Now consider Exhibit C, which stands for Camila Cabello. She had, in “Havana,” the biggest fucking song in the solar system, and another #1 single besides. Her album was widely acclaimed, and, as her solo bow, represented an undeniable artistic leap. She got no marquee noms.

Meanwhile, the Beyoncé-Ed Sheeran duet “Perfect,” a #1 smash, got exactly nada. Recognizing this inescapably huge song would’ve had myriad benefits for Grammy: a make-good with not one but two superstars who were previously hosed; a true Grammy moment; and a potential ratings bump.

Once again, the Grammys’ tangle of agendas and utter lack of transparency has left a bad taste in the mouths of many folks in the biz, not to mention pop culture at large. The fact remains that if the Secret Committee members want something on the ballot, it’s in. A great many of the topline choices (notably several that got no love in genre categories) make the Academy’s gatekeepers look like elitists.

When Ed Sheeran got the shaft last year, the rap was that Grammy didn’t want another chart-topping white Brit walking away with all the cake—as Sam Smith and Adele had previously. But what possible excuse could they have for keeping Ariana out of the top categories, and thus ensuring she’ll be off the Grammy show? She doesn’t need the Grammys, nor do Taylor or Camila. Justin Timberlake is already boycotting the Grammys; Sheeran boycotted last year and it’s unclear whether he will again; Taylor’s even money. What other stars might be out of reach for the telecast as a result of top-tier snubs?

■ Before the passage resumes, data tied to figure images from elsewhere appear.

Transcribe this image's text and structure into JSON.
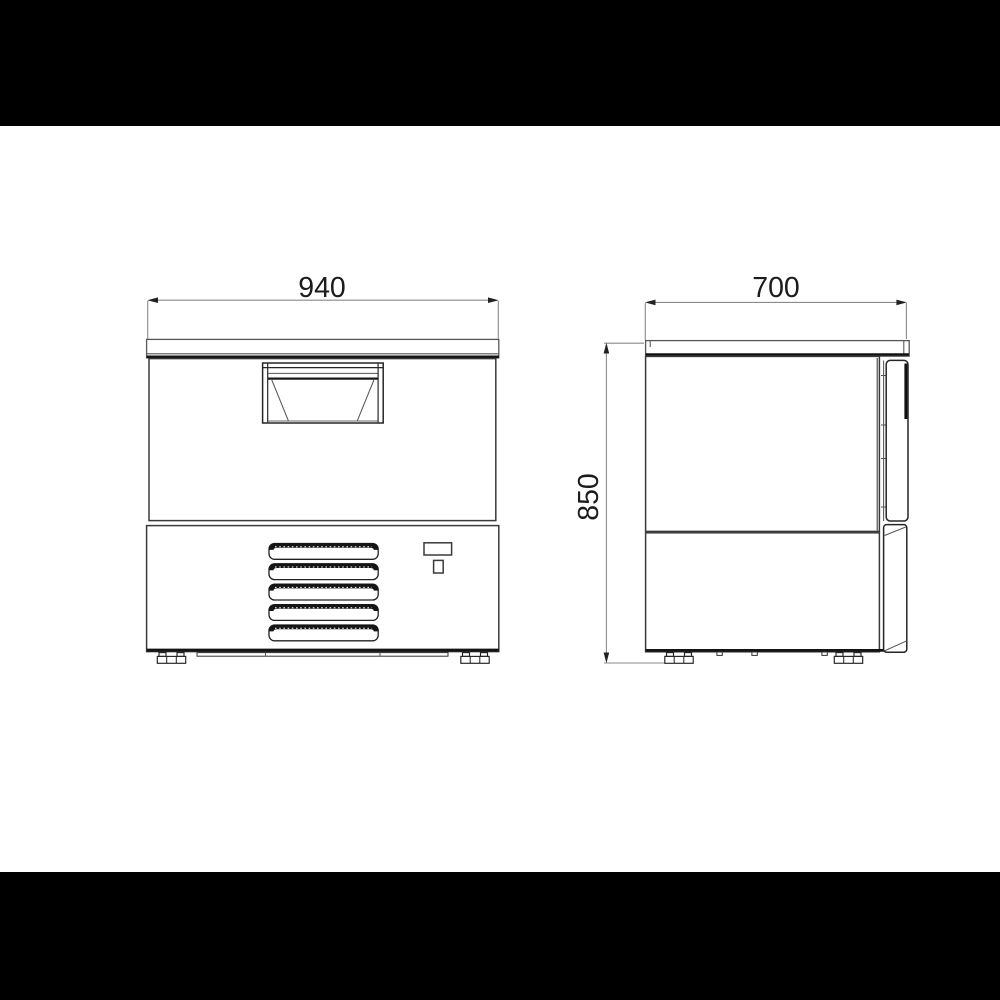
{
  "page": {
    "letterbox_color": "#000000",
    "paper_color": "#ffffff",
    "line_color": "#2e2e2e",
    "text_color": "#1c1c1c"
  },
  "dimensions": {
    "front_width": "940",
    "side_depth": "700",
    "side_height": "850"
  }
}
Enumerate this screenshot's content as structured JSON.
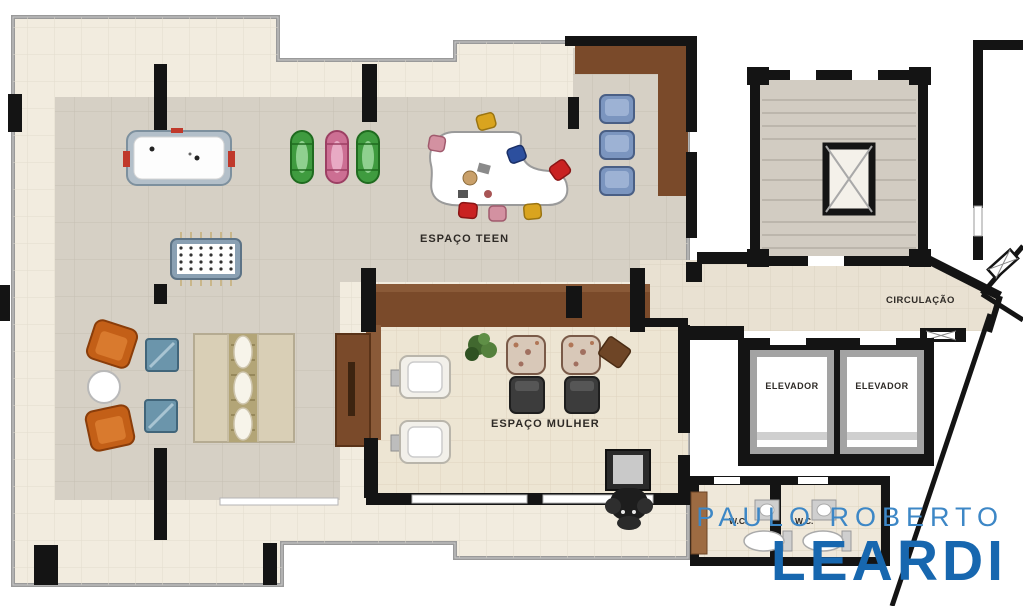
{
  "document": {
    "type": "residential floor plan (leisure floor)"
  },
  "rooms": {
    "teen": {
      "label": "ESPAÇO TEEN"
    },
    "mulher": {
      "label": "ESPAÇO MULHER"
    },
    "circulacao": {
      "label": "CIRCULAÇÃO"
    },
    "elevators": {
      "left": "ELEVADOR",
      "right": "ELEVADOR"
    },
    "wc": {
      "left": "W.C.",
      "right": "W.C."
    }
  },
  "branding": {
    "line1": "PAULO ROBERTO",
    "line2": "LEARDI",
    "color_line1": "#3d87c6",
    "color_line2": "#1767af"
  },
  "colors": {
    "terrace_floor": "#f2ecdf",
    "interior_floor": "#d6d0c5",
    "mulher_floor": "#ede5d3",
    "circulation_floor": "#e9e1d2",
    "stair_floor": "#d2ccc2",
    "wall_black": "#141414",
    "boundary_gray": "#9a9a9a",
    "wood_brown": "#7a4a2a",
    "orange_chair": "#c35f17",
    "blue_armchair": "#7b95bf"
  },
  "furniture_icons": [
    "air-hockey-table-icon",
    "kayak-green-icon",
    "kayak-pink-icon",
    "kayak-green2-icon",
    "foosball-table-icon",
    "kidney-desk-icon",
    "desk-chair-icon",
    "blue-armchair-icon",
    "orange-armchair-icon",
    "round-table-icon",
    "blue-pouf-icon",
    "daybed-icon",
    "sideboard-icon",
    "salon-chair-icon",
    "plant-icon",
    "floral-armchair-icon",
    "dark-ottoman-icon",
    "tilted-table-icon",
    "massage-chair-icon",
    "sink-icon",
    "toilet-icon",
    "stairs-icon",
    "shaft-icon"
  ]
}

The fact is that the secret committee’s choices and the ensuing boycotts have crippled the production of the TV show and impacted the ratings. The buzz is that co-producer Ben Winston—who came aboard for the last two years just to handle the James Corden segments and will work with Ken Ehrlich on the next show without Corden (who’ll be busy filming Cats in the U.K.)—is being considered as Ehrlich’s possible replacement in a few years. (CBS has approval of the show’s producer and a big say in the rest of the broadcast.) So his role this year could be a trial run for the big job. The show’s key operatives agree that a host isn’t crucial, and the next Grammys may not have one. The larger issue, which Ehrlich has been the middle of for quite a few years, is the pressure from the Grammy TV committee, with its myriad agendas—a cacophonous counterpoint to the ratings pressure exerted by the network. Everyone involved is hoping for a less overtly political show, and unlike last year, a preponderance of female performers will be matched by a female-heavy slate of top nominees. Can the program’s ratings withstand a lack of major stars?

It’s clear that these nomination choices aren’t reflective of any voting, but rather the gatekeepers deciding who’s in and who’s out. There’s a good chance that things will worsen after Neil Portnow exits, since these same people will select his replacement.